Le verdict des experts est unanime: le CRTC approuvera la vente de TQS à Remstar. Tout au plus, l'organisme fédéral imposera au Mouton noir l'obligation de maintenir un service de nouvelles en région.

Le verdict des experts est unanime: le CRTC approuvera la vente de TQS à Remstar. Tout au plus, l'organisme fédéral imposera au Mouton noir l'obligation de maintenir un service de nouvelles en région.

Selon les experts consultés par La Presse Affaires, les nombreuses récriminations contre Remstar, qui veut abolir les bulletins de nouvelles à l'antenne de TQS, ne devraient pas empêcher l'entreprise des frères Maxime et Julien Rémillard de mettre la main sur le Mouton noir.

Le CRTC tient ses audiences sur la vente de TQS aujourd'hui à Montréal et demain à Québec.
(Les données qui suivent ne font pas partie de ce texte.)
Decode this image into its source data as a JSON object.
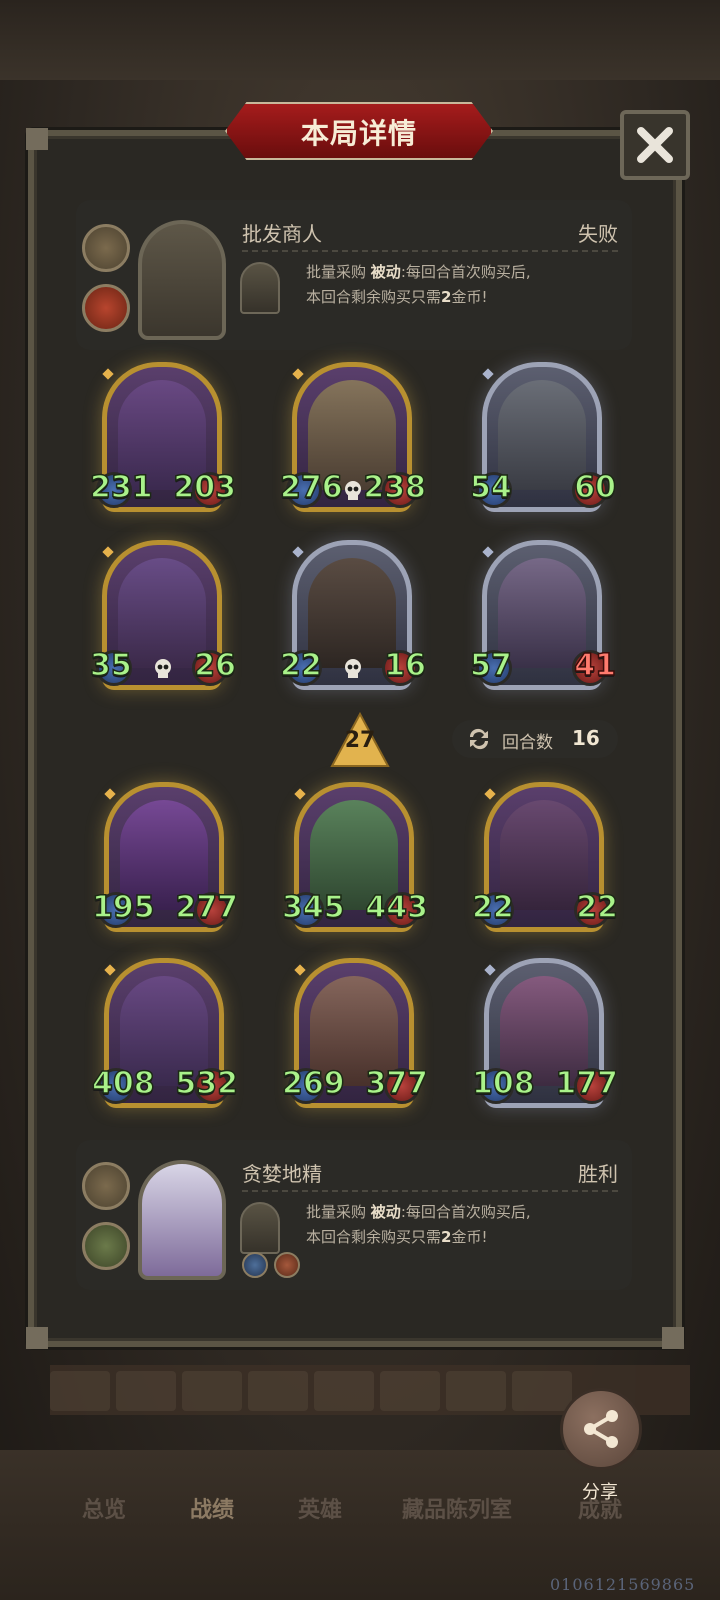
{
  "dialog": {
    "title": "本局详情",
    "close_icon": "close-icon"
  },
  "opponent": {
    "name": "批发商人",
    "result": "失败",
    "skill_name": "批量采购",
    "skill_type": "被动",
    "skill_desc_1": ":每回合首次购买后,",
    "skill_desc_2a": "本回合剩余购买只需",
    "skill_desc_2b": "2",
    "skill_desc_2c": "金币!"
  },
  "opponent_units": [
    {
      "atk": "231",
      "hp": "203",
      "frame": "gold",
      "dead": false
    },
    {
      "atk": "276",
      "hp": "238",
      "frame": "gold",
      "dead": true
    },
    {
      "atk": "54",
      "hp": "60",
      "frame": "silver",
      "dead": false
    },
    {
      "atk": "35",
      "hp": "26",
      "frame": "gold",
      "dead": true
    },
    {
      "atk": "22",
      "hp": "16",
      "frame": "silver",
      "dead": true
    },
    {
      "atk": "57",
      "hp": "41",
      "frame": "silver",
      "dead": false,
      "crit": true
    }
  ],
  "round": {
    "level": "27",
    "label": "回合数",
    "value": "16"
  },
  "player_units": [
    {
      "atk": "195",
      "hp": "277",
      "frame": "gold"
    },
    {
      "atk": "345",
      "hp": "443",
      "frame": "gold"
    },
    {
      "atk": "22",
      "hp": "22",
      "frame": "gold"
    },
    {
      "atk": "408",
      "hp": "532",
      "frame": "gold"
    },
    {
      "atk": "269",
      "hp": "377",
      "frame": "gold"
    },
    {
      "atk": "108",
      "hp": "177",
      "frame": "silver"
    }
  ],
  "player": {
    "name": "贪婪地精",
    "result": "胜利",
    "skill_name": "批量采购",
    "skill_type": "被动",
    "skill_desc_1": ":每回合首次购买后,",
    "skill_desc_2a": "本回合剩余购买只需",
    "skill_desc_2b": "2",
    "skill_desc_2c": "金币!"
  },
  "share": {
    "label": "分享"
  },
  "bottom_nav": [
    "总览",
    "战绩",
    "英雄",
    "藏品陈列室",
    "成就"
  ],
  "watermark": "0106121569865"
}
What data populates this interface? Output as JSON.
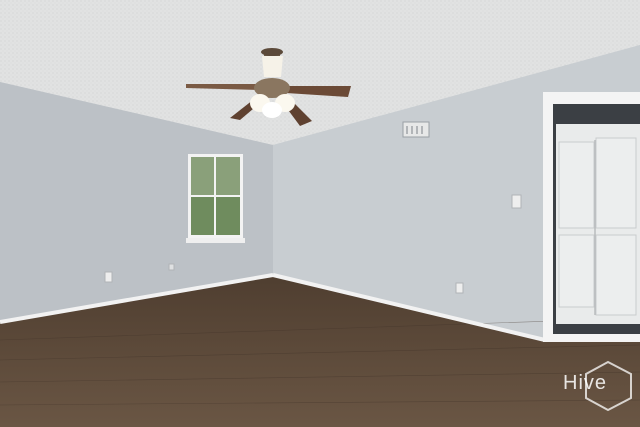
{
  "scene": {
    "description_type": "empty-room-photo",
    "colors": {
      "ceiling": "#e3e4e4",
      "wall_left": "#bcc1c6",
      "wall_back": "#c8cdd1",
      "floor": "#5e4a3a",
      "baseboard": "#f2f2f2",
      "door_trim": "#f4f4f4",
      "closet_doors": "#e9ebeb",
      "fan_blade": "#6b4a36",
      "window_glass": "#8aa07a"
    },
    "icons": [
      "ceiling-fan-icon",
      "window-icon",
      "vent-icon",
      "outlet-icon",
      "light-switch-icon"
    ]
  },
  "watermark": {
    "text": "Hive"
  }
}
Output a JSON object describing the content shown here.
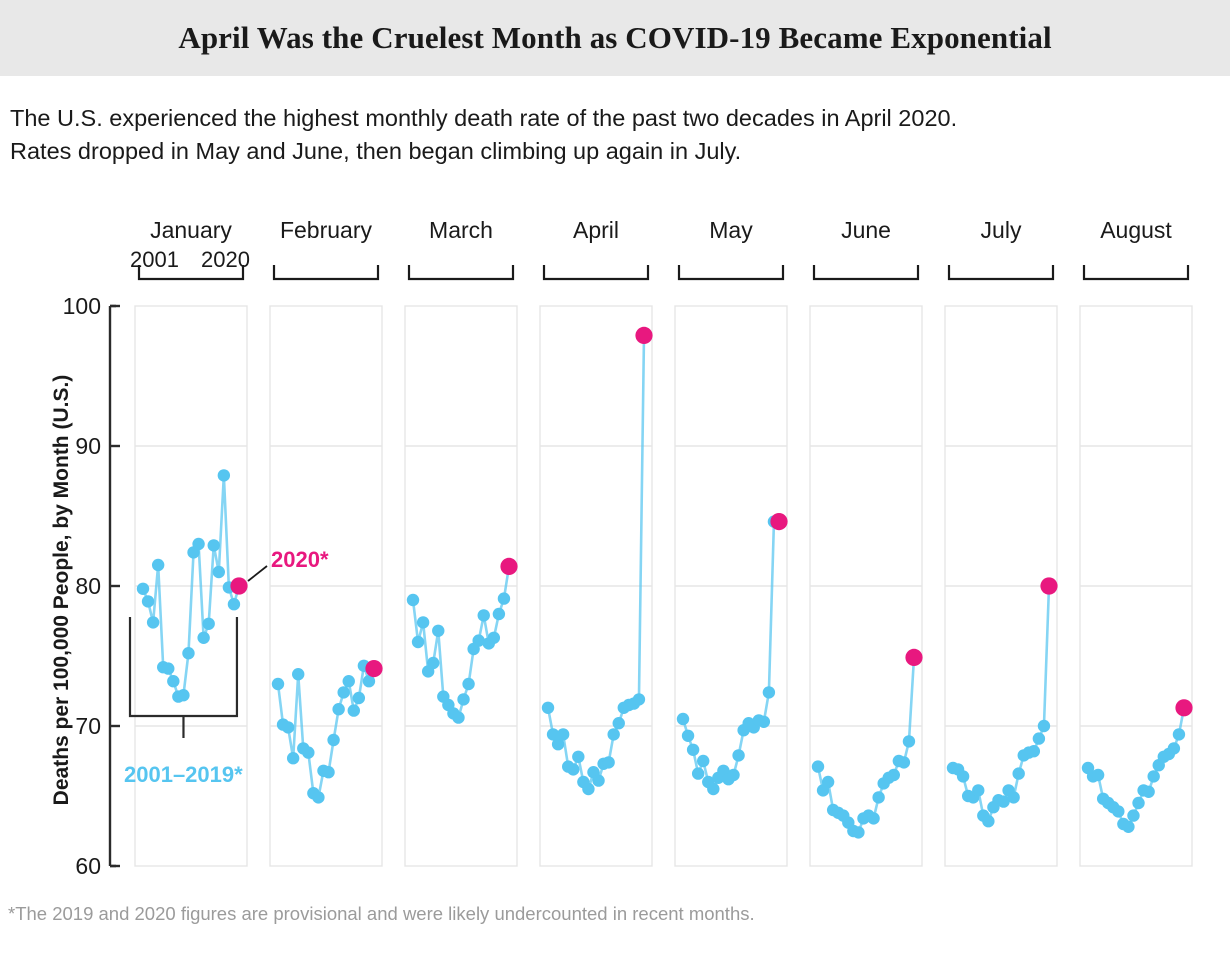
{
  "header": {
    "title": "April Was the Cruelest Month as COVID-19 Became Exponential"
  },
  "deck": {
    "line1": "The U.S. experienced the highest monthly death rate of the past two decades in April 2020.",
    "line2": "Rates dropped in May and June, then began climbing up again in July."
  },
  "footnote": {
    "text": "*The 2019 and 2020 figures are provisional and were likely undercounted in recent months."
  },
  "axis": {
    "y_title": "Deaths per 100,000 People, by Month (U.S.)",
    "y_ticks": [
      "100",
      "90",
      "80",
      "70",
      "60"
    ],
    "year_start_label": "2001",
    "year_end_label": "2020"
  },
  "annotations": {
    "highlight_label": "2020*",
    "range_label": "2001–2019*"
  },
  "colors": {
    "historical": "#56c5f0",
    "highlight": "#e8187f",
    "title_band": "#e8e8e8",
    "grid": "#e6e6e6",
    "axis": "#2b2b2b",
    "footnote": "#9b9b9b"
  },
  "chart_data": {
    "type": "line",
    "title": "April Was the Cruelest Month as COVID-19 Became Exponential",
    "subtitle": "The U.S. experienced the highest monthly death rate of the past two decades in April 2020. Rates dropped in May and June, then began climbing up again in July.",
    "xlabel": "",
    "ylabel": "Deaths per 100,000 People, by Month (U.S.)",
    "ylim": [
      60,
      100
    ],
    "yticks": [
      60,
      70,
      80,
      90,
      100
    ],
    "grid": "horizontal",
    "legend": "none",
    "x": [
      2001,
      2002,
      2003,
      2004,
      2005,
      2006,
      2007,
      2008,
      2009,
      2010,
      2011,
      2012,
      2013,
      2014,
      2015,
      2016,
      2017,
      2018,
      2019,
      2020
    ],
    "panels": [
      {
        "month": "January",
        "values": [
          79.8,
          78.9,
          77.4,
          81.5,
          74.2,
          74.1,
          73.2,
          72.1,
          72.2,
          75.2,
          82.4,
          83.0,
          76.3,
          77.3,
          82.9,
          81.0,
          87.9,
          79.9,
          78.7
        ],
        "highlight_year": 2020,
        "highlight_value": 80.0
      },
      {
        "month": "February",
        "values": [
          73.0,
          70.1,
          69.9,
          67.7,
          73.7,
          68.4,
          68.1,
          65.2,
          64.9,
          66.8,
          66.7,
          69.0,
          71.2,
          72.4,
          73.2,
          71.1,
          72.0,
          74.3,
          73.2
        ],
        "highlight_year": 2020,
        "highlight_value": 74.1
      },
      {
        "month": "March",
        "values": [
          79.0,
          76.0,
          77.4,
          73.9,
          74.5,
          76.8,
          72.1,
          71.5,
          70.9,
          70.6,
          71.9,
          73.0,
          75.5,
          76.1,
          77.9,
          75.9,
          76.3,
          78.0,
          79.1
        ],
        "highlight_year": 2020,
        "highlight_value": 81.4
      },
      {
        "month": "April",
        "values": [
          71.3,
          69.4,
          68.7,
          69.4,
          67.1,
          66.9,
          67.8,
          66.0,
          65.5,
          66.7,
          66.1,
          67.3,
          67.4,
          69.4,
          70.2,
          71.3,
          71.5,
          71.6,
          71.9
        ],
        "highlight_year": 2020,
        "highlight_value": 97.9
      },
      {
        "month": "May",
        "values": [
          70.5,
          69.3,
          68.3,
          66.6,
          67.5,
          66.0,
          65.5,
          66.3,
          66.8,
          66.2,
          66.5,
          67.9,
          69.7,
          70.2,
          69.9,
          70.4,
          70.3,
          72.4,
          84.6
        ],
        "highlight_year": 2020,
        "highlight_value": 84.6
      },
      {
        "month": "June",
        "values": [
          67.1,
          65.4,
          66.0,
          64.0,
          63.8,
          63.6,
          63.1,
          62.5,
          62.4,
          63.4,
          63.6,
          63.4,
          64.9,
          65.9,
          66.3,
          66.5,
          67.5,
          67.4,
          68.9
        ],
        "highlight_year": 2020,
        "highlight_value": 74.9
      },
      {
        "month": "July",
        "values": [
          67.0,
          66.9,
          66.4,
          65.0,
          64.9,
          65.4,
          63.6,
          63.2,
          64.2,
          64.7,
          64.6,
          65.4,
          64.9,
          66.6,
          67.9,
          68.1,
          68.2,
          69.1,
          70.0
        ],
        "highlight_year": 2020,
        "highlight_value": 80.0
      },
      {
        "month": "August",
        "values": [
          67.0,
          66.4,
          66.5,
          64.8,
          64.5,
          64.2,
          63.9,
          63.0,
          62.8,
          63.6,
          64.5,
          65.4,
          65.3,
          66.4,
          67.2,
          67.8,
          68.0,
          68.4,
          69.4
        ],
        "highlight_year": 2020,
        "highlight_value": 71.3
      }
    ]
  }
}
«C'est déjà rare que le CRTC refuse un transfert de licence quand ça va bien, c'est encore plus rare quand ça va mal», résume Pierre Trudel, professeur en droit des médias à la Faculté de droit de l'Université de Montréal.

Même son de cloche du côté de Charles Moumouni et Pierre Bélanger, respectivement professeurs de communications à l'Université Laval et à l'Université d'Ottawa.

Le CRTC coincé

«Le CRTC est coincé, dit Pierre Bélanger. S'il n'accepte pas l'offre de Remstar ou s'il pose des conditions trop sévères, Remstar va se retirer.»

Pourtant, l'opposition contre Remstar est vive. Les députés de l'Assemblée nationale du Québec ont adopté une motion unanime exigeant le maintien du service de l'information de TQS, qui doit être complètement aboli en septembre. Encore la semaine dernière, Régis Labeaume, maire de Québec, faisait une sortie en règle contre les frères Rémillard. «Remstar, allez-vous-en chez vous, on ne veut pas vous voir ici», a-t-il dit.

Les syndicats des employés de TQS, qui s'opposent à la vente du réseau à Remstar, soutiennent qu'un réseau généraliste comme TQS a l'obligation de diffuser des bulletins de nouvelles. Sur ce point, les trois experts consultés par La Presse Affaires ne sont pas très optimistes pour les 260 travailleurs de l'information de TQS qui perdront leur emploi si le CRTC donne le feu vert à Remstar.

«Les bulletins de nouvelles traditionnels ne sont pas inhérents à la notion de télé généraliste, dit Pierre Trudel. Le CRTC a déjà autorisé un réseau généraliste à reconfigurer sa programmation de façon à marginaliser ses nouvelles. À Montréal, le CRTC a aussi permis la transformation de CKAC en chaîne à vocation sportive.»

Il y a toutefois un peu d'espoir pour les employés de TQS en région. «Le CRTC va probablement demander la sauvegarde d'un minimum d'information vitale en région, dit Charles Moumouni. Est-ce que l'information à TQS a la même importance à Québec qu'à Trois-Rivières ou au Saguenay? Peut-être pas.»

Pierre Bélanger est convaincu que le CRTC forcera TQS à maintenir un service d'information régionale sous une forme ou une autre. «Le CRTC va les forcer à garder ses pupitres régionaux pour interpréter les nouvelles du Saguenay, de la Beauce, des Cantons-de-l'Est, dit-il. Vous n'êtes plus obligés de faire des bulletins de nouvelles, mais vous allez expliquer à Mme Tremblay la signification des décisions du conseil municipal.»

Selon le professeur de communication à l'Université d'Ottawa, l'annonce du retour à TQS de deux personnages médiatiques controversés – le maire Stéphane Gendron et le docteur Pierre Mailloux – à la vielle des audiences du CRTC est une drôle de coïncidence. Une coïncidence qui pourrait s'avérer révélatrice de l'avenir de l'information à TQS.

Journalisme de maillage

«Au bout du compte, il y aura de l'information à TQS, mais ça ne sera pas de l'information traditionnelle, dit-il. Remstar veut faire ce que j'appelle du journalisme de maillage («linked journalism»). Tu surfes sur les nouvelles des autres parce que tu n'es pas capable d'en générer.»

Décision à la fin de juin

Le CRTC rendra sa décision sur la vente de TQS à la fin du mois de juin. Selon Pierre Bélanger, l'organisme fédéral n'aura d'autre choix que de signer l'arrêt de mort des bulletins de nouvelles à TQS. Ne bénéficiant pas des cotes d'écoute de TVA ni des fonds publics de Radio-Canada, le service de l'information de TQS est déficitaire d'environ sept millions de dollars par année.

«Si je ne fais plus de muffins aux tomates, c'est parce que les gens n'en mangent plus, illustre le coloré professeur. Surtout si mes tomates me coûtent cher. C'est triste, mais c'est comme ça.»